Publié le 24 avril 2012 par Luba Markovskaia

La Cinquième salle est plongée dans une atmosphère d’intimité, dans une noirceur enveloppante. Une chaise et une petite table, munie d’un micro, d’un verre d’eau et d’une liasse de papiers, sont les seuls éléments éclairés. Par le truchement d’un habile jeu d’éclairages, un personnage apparaît, assis à la table. Alors que la noirceur se dissipe, on comprend qu’on entre dans un univers parallèle, où Genet est venu nous livrer son grand texte, puisque le comédien Roger La Rue a les cheveux rasés et porte des vêtements qui évoquent la figure de l’auteur.

Le comédien lit le texte avec une admirable retenue qui contribue à maintenir cette atmosphère d’intimité, favorisée en cela par le micro puissant qui capte le moindre son et lui permet d’adopter un ton non pas déclamatoire mais murmuré. Il ménage les effets de voix, économise les gestes, en ponctue si judicieusement la lecture que le public est suspendu à ses lèvres. On a l’impression d’assister en voyeur à cet apologue adressé à un grand absent serti de paillettes d’or, l’acrobate Abdallah.

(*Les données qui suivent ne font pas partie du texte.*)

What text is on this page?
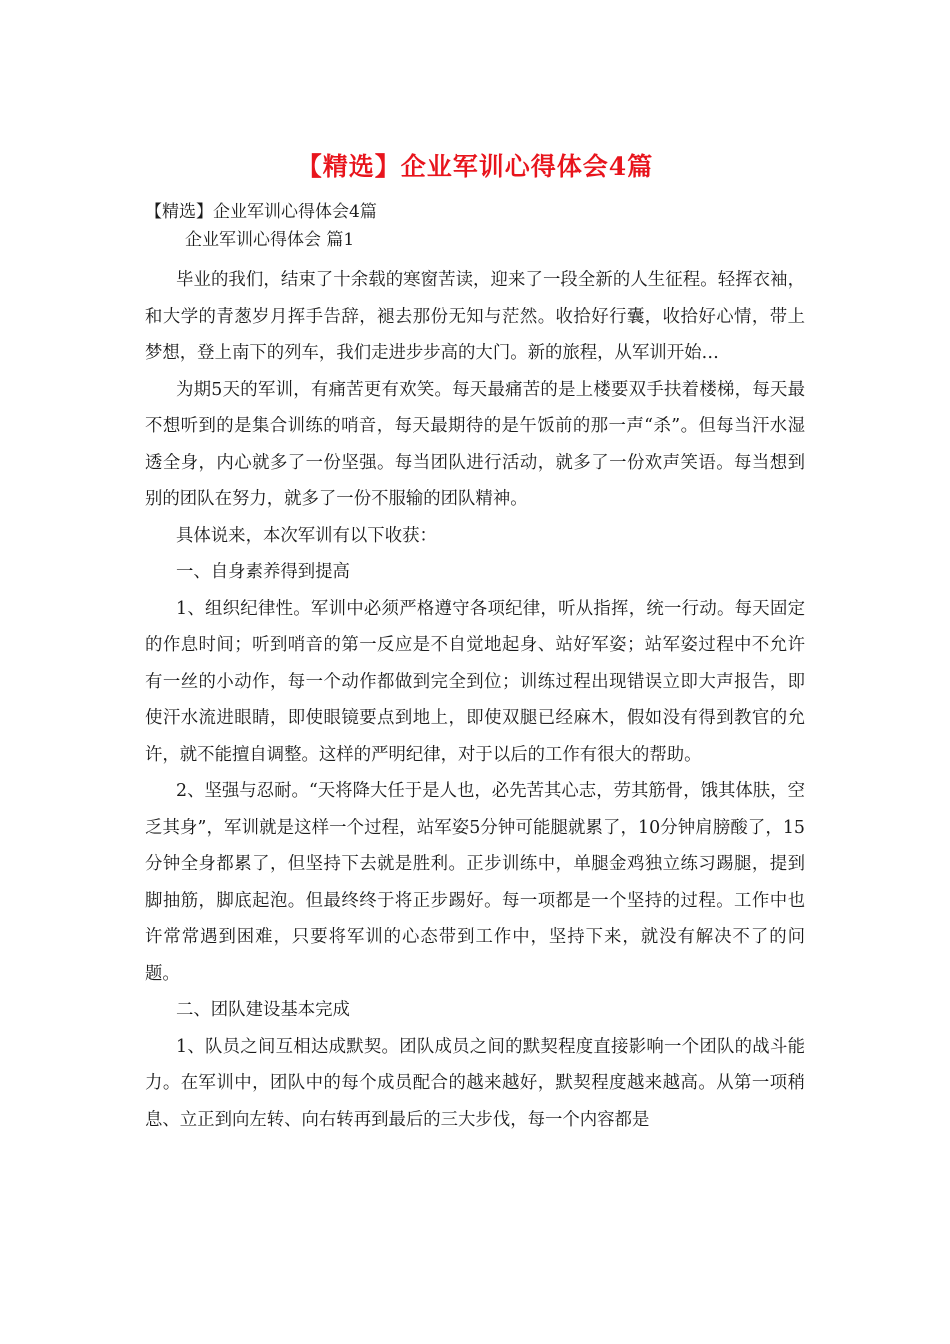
【精选】企业军训心得体会4篇

【精选】企业军训心得体会4篇

企业军训心得体会 篇1

毕业的我们，结束了十余载的寒窗苦读，迎来了一段全新的人生征程。轻挥衣袖，和大学的青葱岁月挥手告辞，褪去那份无知与茫然。收拾好行囊，收拾好心情，带上梦想，登上南下的列车，我们走进步步高的大门。新的旅程，从军训开始…

为期5天的军训，有痛苦更有欢笑。每天最痛苦的是上楼要双手扶着楼梯，每天最不想听到的是集合训练的哨音，每天最期待的是午饭前的那一声“杀”。但每当汗水湿透全身，内心就多了一份坚强。每当团队进行活动，就多了一份欢声笑语。每当想到别的团队在努力，就多了一份不服输的团队精神。

具体说来，本次军训有以下收获：

一、自身素养得到提高

1、组织纪律性。军训中必须严格遵守各项纪律，听从指挥，统一行动。每天固定的作息时间；听到哨音的第一反应是不自觉地起身、站好军姿；站军姿过程中不允许有一丝的小动作，每一个动作都做到完全到位；训练过程出现错误立即大声报告，即使汗水流进眼睛，即使眼镜要点到地上，即使双腿已经麻木，假如没有得到教官的允许，就不能擅自调整。这样的严明纪律，对于以后的工作有很大的帮助。

2、坚强与忍耐。“天将降大任于是人也，必先苦其心志，劳其筋骨，饿其体肤，空乏其身”，军训就是这样一个过程，站军姿5分钟可能腿就累了，10分钟肩膀酸了，15分钟全身都累了，但坚持下去就是胜利。正步训练中，单腿金鸡独立练习踢腿，提到脚抽筋，脚底起泡。但最终终于将正步踢好。每一项都是一个坚持的过程。工作中也许常常遇到困难，只要将军训的心态带到工作中，坚持下来，就没有解决不了的问题。

二、团队建设基本完成

1、队员之间互相达成默契。团队成员之间的默契程度直接影响一个团队的战斗能力。在军训中，团队中的每个成员配合的越来越好，默契程度越来越高。从第一项稍息、立正到向左转、向右转再到最后的三大步伐，每一个内容都是
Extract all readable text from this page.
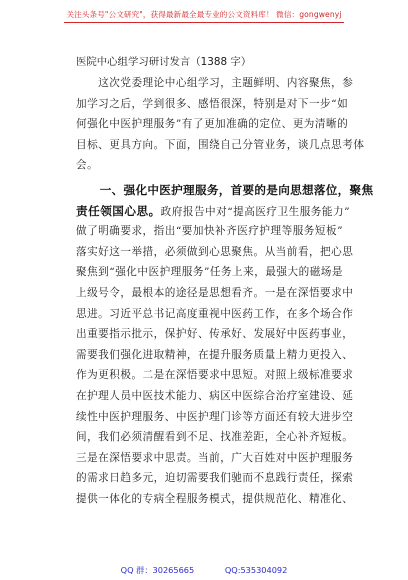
关注头条号"公文研究"，获得最新最全最专业的公文资料库！ 微信：gongwenyj
医院中心组学习研讨发言（1388 字）
　　这次党委理论中心组学习，主题鲜明、内容聚焦，参
加学习之后，学到很多、感悟很深，特别是对下一步“如
何强化中医护理服务”有了更加准确的定位、更为清晰的
目标、更具方向。下面，围绕自己分管业务，谈几点思考体
会。
　　一、强化中医护理服务，首要的是向思想落位，聚焦
责任领国心思。政府报告中对“提高医疗卫生服务能力”
做了明确要求，指出“要加快补齐医疗护理等服务短板”
落实好这一举措，必须做到心思聚焦。从当前看，把心思
聚焦到“强化中医护理服务”任务上来，最强大的磁场是
上级号令，最根本的途径是思想看齐。一是在深悟要求中
思进。习近平总书记高度重视中医药工作，在多个场合作
出重要指示批示，保护好、传承好、发展好中医药事业，
需要我们强化进取精神，在提升服务质量上精力更投入、
作为更积极。二是在深悟要求中思短。对照上级标准要求
在护理人员中医技术能力、病区中医综合治疗室建设、延
续性中医护理服务、中医护理门诊等方面还有较大进步空
间，我们必须清醒看到不足、找准差距，全心补齐短板。
三是在深悟要求中思责。当前，广大百姓对中医护理服务
的需求日趋多元，迫切需要我们驰而不息践行责任，探索
提供一体化的专病全程服务模式，提供规范化、精准化、
QQ 群：30265665	QQ:535304092
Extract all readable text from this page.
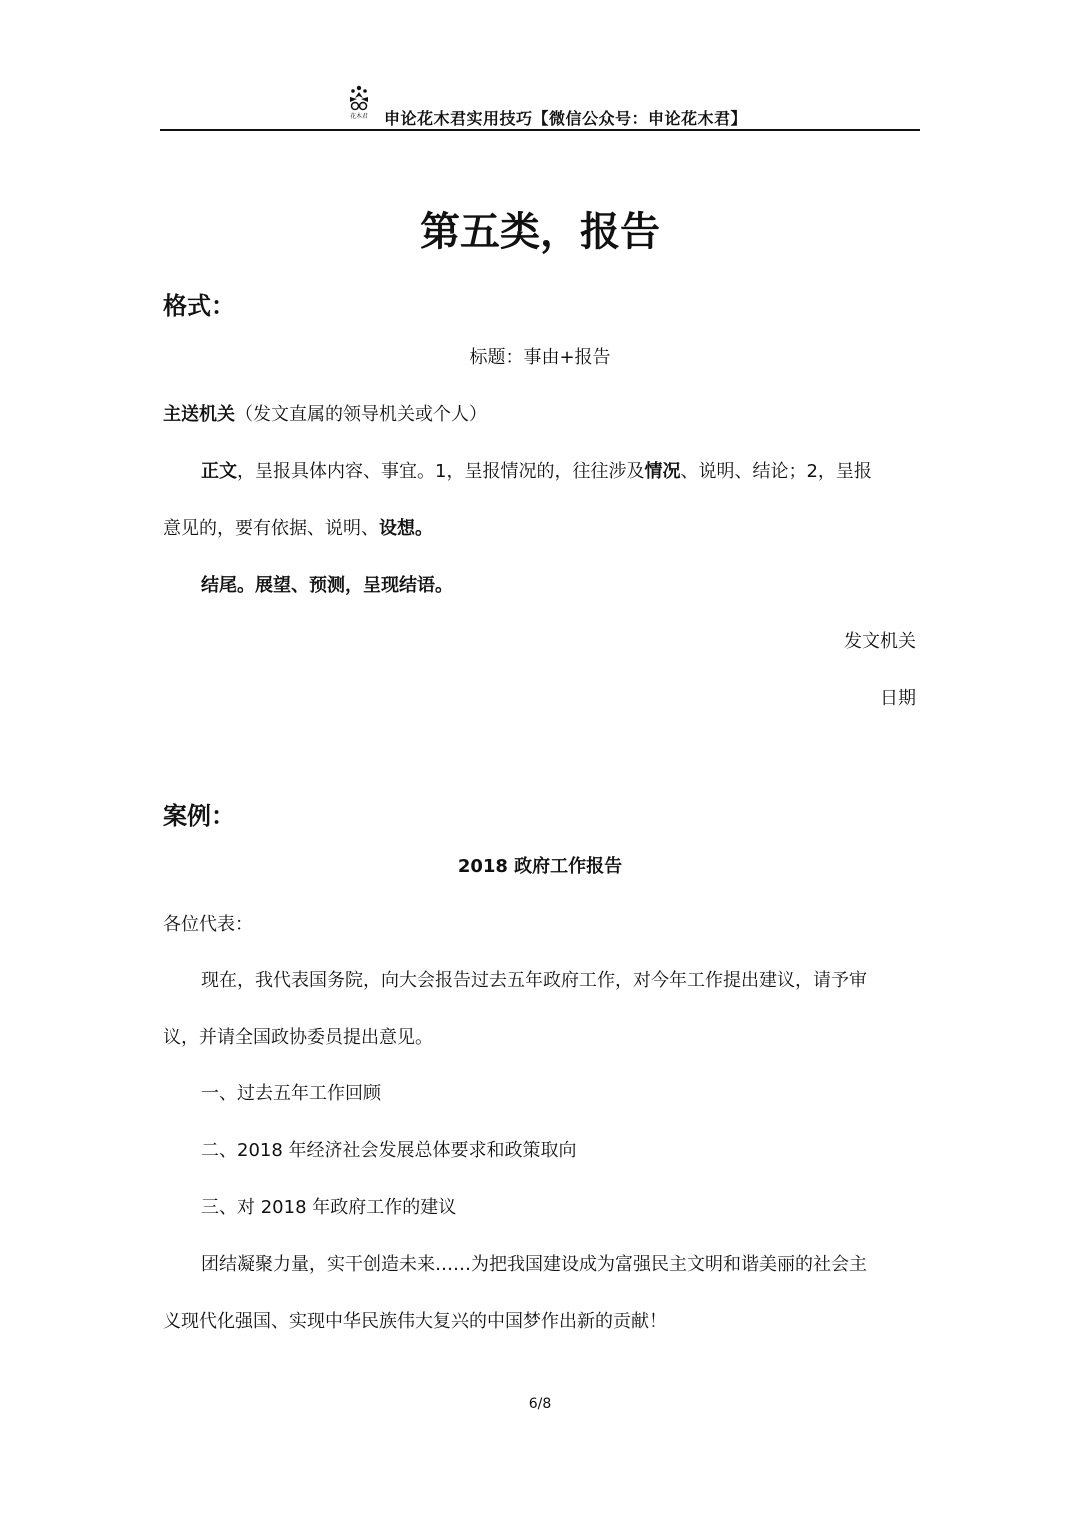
花木君 申论花木君实用技巧【微信公众号：申论花木君】
第五类，报告
格式：
标题：事由+报告
主送机关（发文直属的领导机关或个人）
正文，呈报具体内容、事宜。1，呈报情况的，往往涉及情况、说明、结论；2，呈报
意见的，要有依据、说明、设想。
结尾。展望、预测，呈现结语。
发文机关
日期
案例：
2018 政府工作报告
各位代表：
现在，我代表国务院，向大会报告过去五年政府工作，对今年工作提出建议，请予审
议，并请全国政协委员提出意见。
一、过去五年工作回顾
二、2018 年经济社会发展总体要求和政策取向
三、对 2018 年政府工作的建议
团结凝聚力量，实干创造未来……为把我国建设成为富强民主文明和谐美丽的社会主
义现代化强国、实现中华民族伟大复兴的中国梦作出新的贡献！
6/8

Roger La Rue, juste, posé et efficace, s’efface derrière le texte. Le comédien semble avoir adopté le précepte de l’auteur: «Ton fil de fer charge-le de la plus belle expression non de toi mais de lui. Tes bonds, tes sauts, tes danses – en argot d’acrobate, tes flic-flac, courbettes, sauts périlleux, roues, etc…, tu les réussiras non pour que tu brilles, mais afin qu’un fil d’acier qui était mort et sans voix enfin chante…» Comme le funambule rêvé de Genet, le comédien, dans sa lecture, ne cherche pas à briller, mais à redonner la voix à un auteur mort.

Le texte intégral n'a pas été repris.